Les Départements et la République

En ce début de semaine, les projecteurs des médias se braquent sur les élections départementales du 22 mars prochain.

Cet intérêt n’est pas dû à l’importance du Département dans notre vie quotidienne et, sur ce sujet, il y aurait beaucoup à dire pour rappeler à nos concitoyens que, si le Département n’existait plus, la solidarité de proximité avec les personnes et avec les territoires serait sérieusement compromise.

Non, ce sont en réalité les sondages qui donnent l’extrême-droite vainqueur de ces élections, qui excitent les commentateurs.

C’est vrai que le comportement de nos concitoyens, qui s’expriment de plus en plus nombreux en faveur du Front National, interpelle.

Ces électeurs ont-ils bien mesuré les conséquences de la mise en œuvre des propositions de l’extrême-droite dans le domaine économique, social, culturel ? Il suffit de constater ce qui se passe dans les communes gagnées par le F.N. il y a un an pour mesurer les dangers qui pèsent sur notre société.

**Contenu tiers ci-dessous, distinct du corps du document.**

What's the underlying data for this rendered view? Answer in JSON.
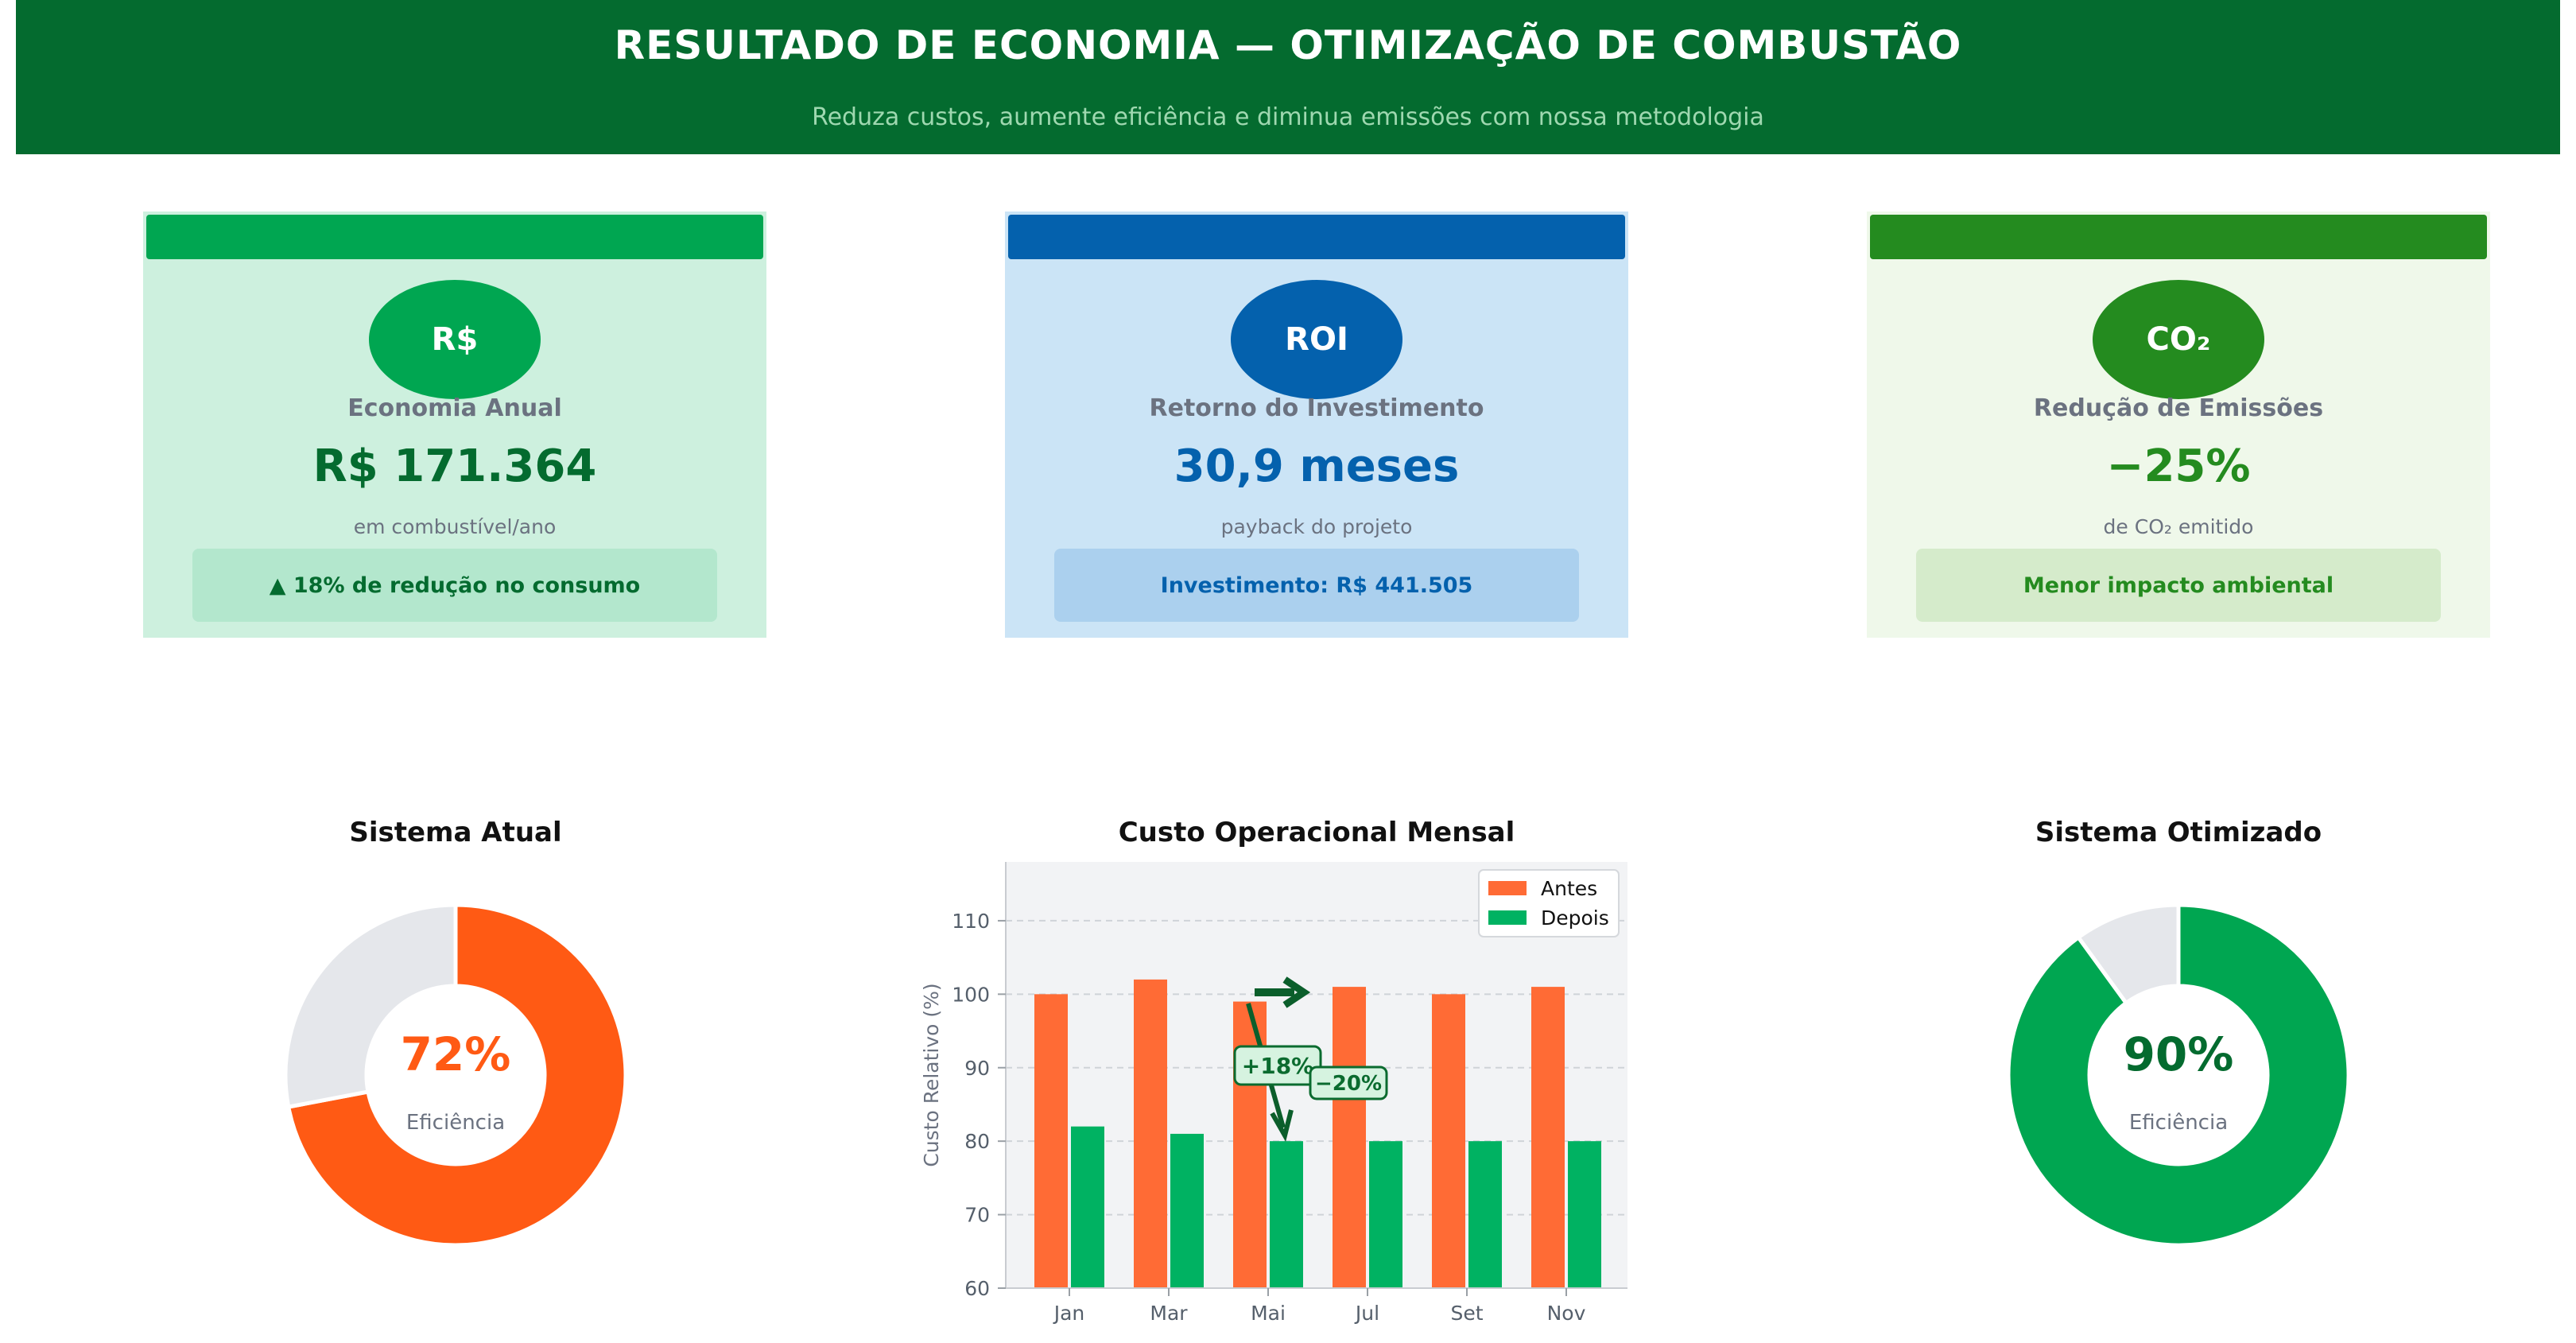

Bien plus grave à mes yeux, la xénophobie et le racisme, « fond de commerce » traditionnel de cette extrême-droite, constituent une menace pour la République et pour la Démocratie.

Alors, faut-il attendre avec résignation que les sondages se vérifient ?

Non, bien sûr.

Les composantes de la Gauche, écologistes, communistes, qui n’ont pas voulu présenter des binômes communs avec les socialistes, porteront une lourde responsabilité devant l’histoire si, par malheur, on connaissait, dans de nombreux cantons, une situation comparable à celle du 21 avril 2002 : la Gauche éliminée au 1er tour, parce que divisée.

C’est aux citoyens qu’appartient désormais la réponse. C’est eux qui, le 22 mars prochain, pourront éviter le pire.

Ils le feront en ne se réfugiant pas dans l’abstention. Ils devront se rendre dans les bureaux de vote et mettre un bulletin dans l’urne.

Ils le feront en votant utile dès le 22 mars, c'est-à-dire en apportant leur suffrage aux candidats présentés ou soutenus par le Parti Socialiste.

C’est la seule solution qui s’impose à toutes celles et tous ceux qui demeurent attachés aux valeurs républicaines.

lundi 23 février 2015

Pour le débat idéologique

Parler d’idéologie en politique, aujourd’hui, c’est prendre le risque d’être classé parmi les « ringards » d’une société qui ne semble plus vivre qu’à travers internet et tous les moyens modernes de communication.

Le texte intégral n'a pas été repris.